Women, the youth (under 35 years), rural residents and those in Northern Nigeria (North East and North West) are the most financially excluded, according to a survey by Enhancing Financial Innovation and Access (EFinA).
The working group and the technical group of the inclusion strategy are also working to increase the agent network to bring financial services to the people.
To further enhance financial system stability, the Nigeria Deposit Insurance Corporation (NDIC) says it has embarked on various public awareness campaign explaining the role and responsibilities of the customers to their banks, and vice versa.
“NDIC in collaboration with all relevant key players in the nation’s financial system will continue to work on several initiatives to accelerate financial literacy and financial inclusion, especially among rural communities nationwide so as to promote inclusive growth in Nigeria,” Umar Ibrahim, managing director/CEO, NDIC, said.

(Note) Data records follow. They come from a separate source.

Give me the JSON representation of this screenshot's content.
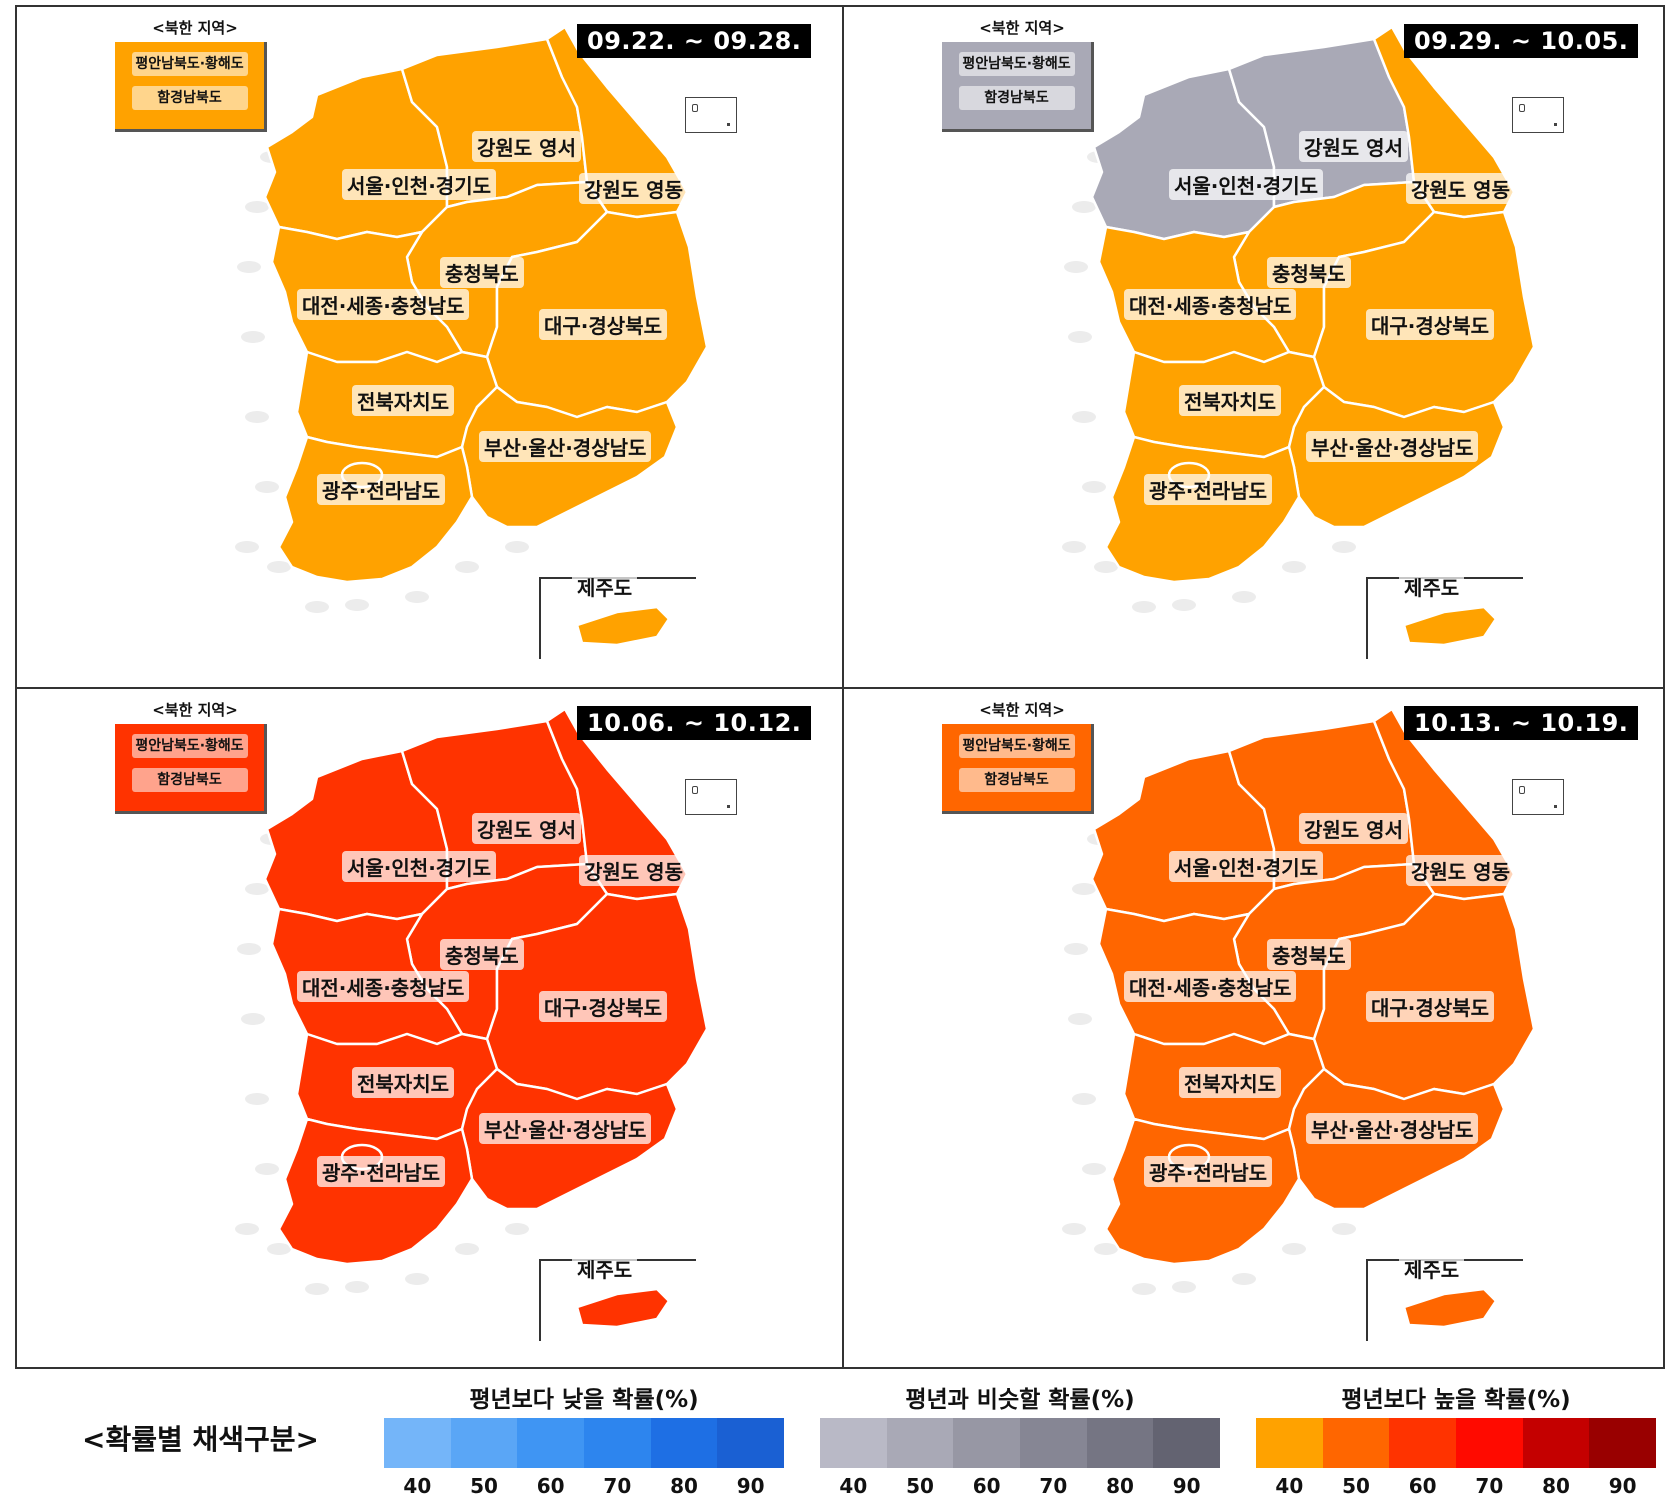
{
  "north_korea_title": "<북한 지역>",
  "north_korea_regions": [
    "평안남북도·황해도",
    "함경남북도"
  ],
  "region_labels": {
    "gangwon_west": "강원도 영서",
    "seoul": "서울·인천·경기도",
    "gangwon_east": "강원도 영동",
    "chungbuk": "충청북도",
    "daejeon": "대전·세종·충청남도",
    "daegu": "대구·경상북도",
    "jeonbuk": "전북자치도",
    "busan": "부산·울산·경상남도",
    "gwangju": "광주·전라남도",
    "jeju": "제주도"
  },
  "panels": [
    {
      "period": "09.22. ~ 09.28.",
      "north_fill": "#FFA200",
      "fills": {
        "gangwon_west": "#FFA200",
        "seoul": "#FFA200",
        "gangwon_east": "#FFA200",
        "chungbuk": "#FFA200",
        "daejeon": "#FFA200",
        "daegu": "#FFA200",
        "jeonbuk": "#FFA200",
        "busan": "#FFA200",
        "gwangju": "#FFA200",
        "jeju": "#FFA200"
      }
    },
    {
      "period": "09.29. ~ 10.05.",
      "north_fill": "#A9A9B6",
      "fills": {
        "gangwon_west": "#A9A9B6",
        "seoul": "#A9A9B6",
        "gangwon_east": "#FFA200",
        "chungbuk": "#FFA200",
        "daejeon": "#FFA200",
        "daegu": "#FFA200",
        "jeonbuk": "#FFA200",
        "busan": "#FFA200",
        "gwangju": "#FFA200",
        "jeju": "#FFA200"
      }
    },
    {
      "period": "10.06. ~ 10.12.",
      "north_fill": "#FF3300",
      "fills": {
        "gangwon_west": "#FF3300",
        "seoul": "#FF3300",
        "gangwon_east": "#FF3300",
        "chungbuk": "#FF3300",
        "daejeon": "#FF3300",
        "daegu": "#FF3300",
        "jeonbuk": "#FF3300",
        "busan": "#FF3300",
        "gwangju": "#FF3300",
        "jeju": "#FF3300"
      }
    },
    {
      "period": "10.13. ~ 10.19.",
      "north_fill": "#FF6600",
      "fills": {
        "gangwon_west": "#FF6600",
        "seoul": "#FF6600",
        "gangwon_east": "#FF6600",
        "chungbuk": "#FF6600",
        "daejeon": "#FF6600",
        "daegu": "#FF6600",
        "jeonbuk": "#FF6600",
        "busan": "#FF6600",
        "gwangju": "#FF6600",
        "jeju": "#FF6600"
      }
    }
  ],
  "legend": {
    "title": "<확률별 채색구분>",
    "ticks": [
      "40",
      "50",
      "60",
      "70",
      "80",
      "90"
    ],
    "groups": [
      {
        "name": "평년보다 낮을 확률(%)",
        "colors": [
          "#74B5F9",
          "#5AA6F6",
          "#3F95F3",
          "#2D85EE",
          "#1E6FE4",
          "#1A60D3"
        ]
      },
      {
        "name": "평년과 비슷할 확률(%)",
        "colors": [
          "#B9B9C6",
          "#A9A9B6",
          "#9797A4",
          "#868694",
          "#757583",
          "#636371"
        ]
      },
      {
        "name": "평년보다 높을 확률(%)",
        "colors": [
          "#FFA200",
          "#FF6600",
          "#FF3300",
          "#FF0A00",
          "#C40000",
          "#990000"
        ]
      }
    ]
  }
}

Represented by Mohammed Yayangida Umar at the ongoing workshop for business editors and Finance Correspondents Association of Nigeria, he said the NDIC would continue to work closely with CBN to ensure effective supervision of the banks so as to ensure strict adherence to rules and regulations guiding banking operations.
Speaking on ‘Financial Inclusion in Nigeria: The Journey So Far,’ Temitope Akin-Fadeyi, head, financial inclusion secretariat, Central Bank of Nigeria (CBN), mentioned some of the challenges to financial inclusion to include security, problem of economy and low literacy level among others.
The panellists at the panel session agree that the secret of the initiatives resides in the level of penetration and the best way to go about it is through technology.
Nigeria launched its own National Financial Inclusion Strategy (NFIS) in October 2012. The overarching objective of the strategy is to reduce the number of Nigerian adults without access to formal financial services to 20 percent by 2020 from the baseline figure of 46.3 percent in 2010.
Notwithstanding global progress, account ownership in Nigeria has plummeted by 4 percentage points to 40 percent in 2017 compared to 44 percent in the 2014 report. This trend is in tandem with the EFInA 2016 survey report on Access to finance, which shows that no interim target was achieved in 2016.
One of the major highlights of Financial Inclusion in 2017 is the reduction in the number of unbanked by 515 million globally according to data released by the World Bank. The World Bank Global Findex 2017 report showed that the total number of globally excluded has reduced from 2 billion based on the 2014 Global Findex data to 1.7 billion based on the 2017 data.